By making use of the unusual stand-up bass, cello, guitar, and drums format, Clem Snide combines compelling, sparse musicianship with unusual subject matter to form engaging and sometimes haunting tales of loneliness and aloneness.
Lead singer/guitarist/songwriter Eef Barzelay has an uncanny ability to craft stories through idiosyncratic fragments of life and the clever turn of a phrase. His nasal, affected voice wavers appropriately between matter-of-fact sing-speak, enchanting lullabies, and dynamic cries of desperation throughout the album. He humorously and poignantly captures his own self doubt with lines like: "Your beautiful African friend / Next to him I feel so white."
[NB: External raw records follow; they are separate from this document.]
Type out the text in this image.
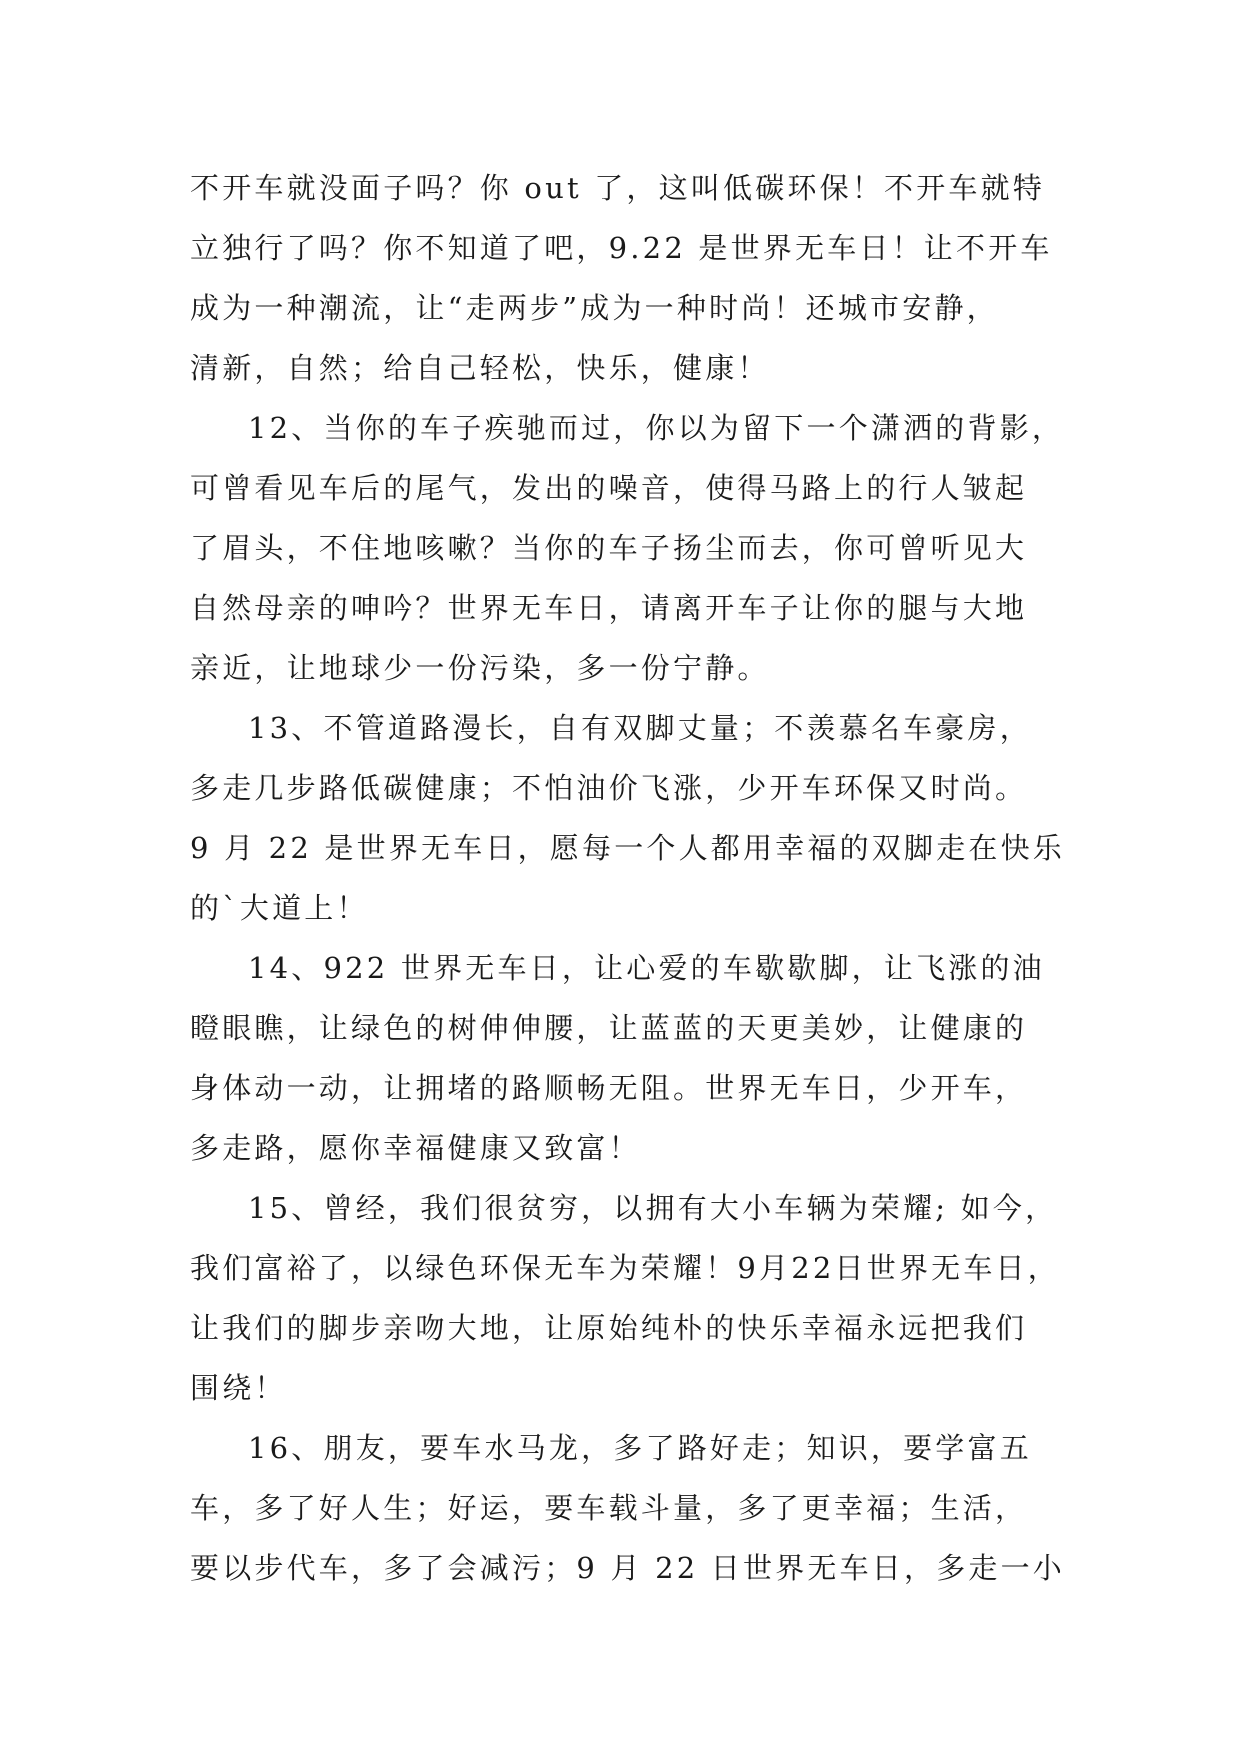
不开车就没面子吗？你 out 了，这叫低碳环保！不开车就特
立独行了吗？你不知道了吧，9.22 是世界无车日！让不开车
成为一种潮流，让“走两步”成为一种时尚！还城市安静，
清新，自然；给自己轻松，快乐，健康！
12、当你的车子疾驰而过，你以为留下一个潇洒的背影，
可曾看见车后的尾气，发出的噪音，使得马路上的行人皱起
了眉头，不住地咳嗽？当你的车子扬尘而去，你可曾听见大
自然母亲的呻吟？世界无车日，请离开车子让你的腿与大地
亲近，让地球少一份污染，多一份宁静。
13、不管道路漫长，自有双脚丈量；不羡慕名车豪房，
多走几步路低碳健康；不怕油价飞涨，少开车环保又时尚。
9 月 22 是世界无车日，愿每一个人都用幸福的双脚走在快乐
的`大道上！
14、922 世界无车日，让心爱的车歇歇脚，让飞涨的油
瞪眼瞧，让绿色的树伸伸腰，让蓝蓝的天更美妙，让健康的
身体动一动，让拥堵的路顺畅无阻。世界无车日，少开车，
多走路，愿你幸福健康又致富！
15、曾经，我们很贫穷，以拥有大小车辆为荣耀; 如今，
我们富裕了，以绿色环保无车为荣耀！9月22日世界无车日，
让我们的脚步亲吻大地，让原始纯朴的快乐幸福永远把我们
围绕！
16、朋友，要车水马龙，多了路好走；知识，要学富五
车，多了好人生；好运，要车载斗量，多了更幸福；生活，
要以步代车，多了会减污；9 月 22 日世界无车日，多走一小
In addition to Barzelay's fantastic vocal delivery and unusual storytelling ability, Jason Glaser's cello and keyboard, playing along with stand-up bassist Jeff Marshall and drummer Brad Reitz's simple, often quiet, instrumental work, creates melodic lines like molasses–sweet and slow.
Barzelay's guitar work only figures prominently on a couple of the sing-along tracks on the album, like "Messiah Complex Blues," where the finger-picking and three-chord strumming serves as a setting for the proclamation, "I wouldn't die for your sins."
But, if you are only to ever hear one song by Clem Snide, I suggest that that song be "I Love Unknown," which recounts the tale of a young man who leaves the woman he loves, the job his dad secures for him, and the name he was given at birth for the allure of the unknown.
In this framework, Clem Snide tells the ultimate tale of suburban disillusion in 2 1/2 minutes of pure pop pleasure. With the final verse it is revealed that "the doctor asked him what he was afraid of / just what was he running from / and he said it's not a fear of success or of closeness / but of going through life feeling numb."
Clem Snide's second album features subtle smirk-causing humor and sparse reflection garnering moments, and through its ever-truthful stories and plain and lovely instrumental work Your Favorite Music succeeds in fulfilling the prophecy of its title.
Clem Snide, Your Favorite Music, Spinart. Re-released March 19.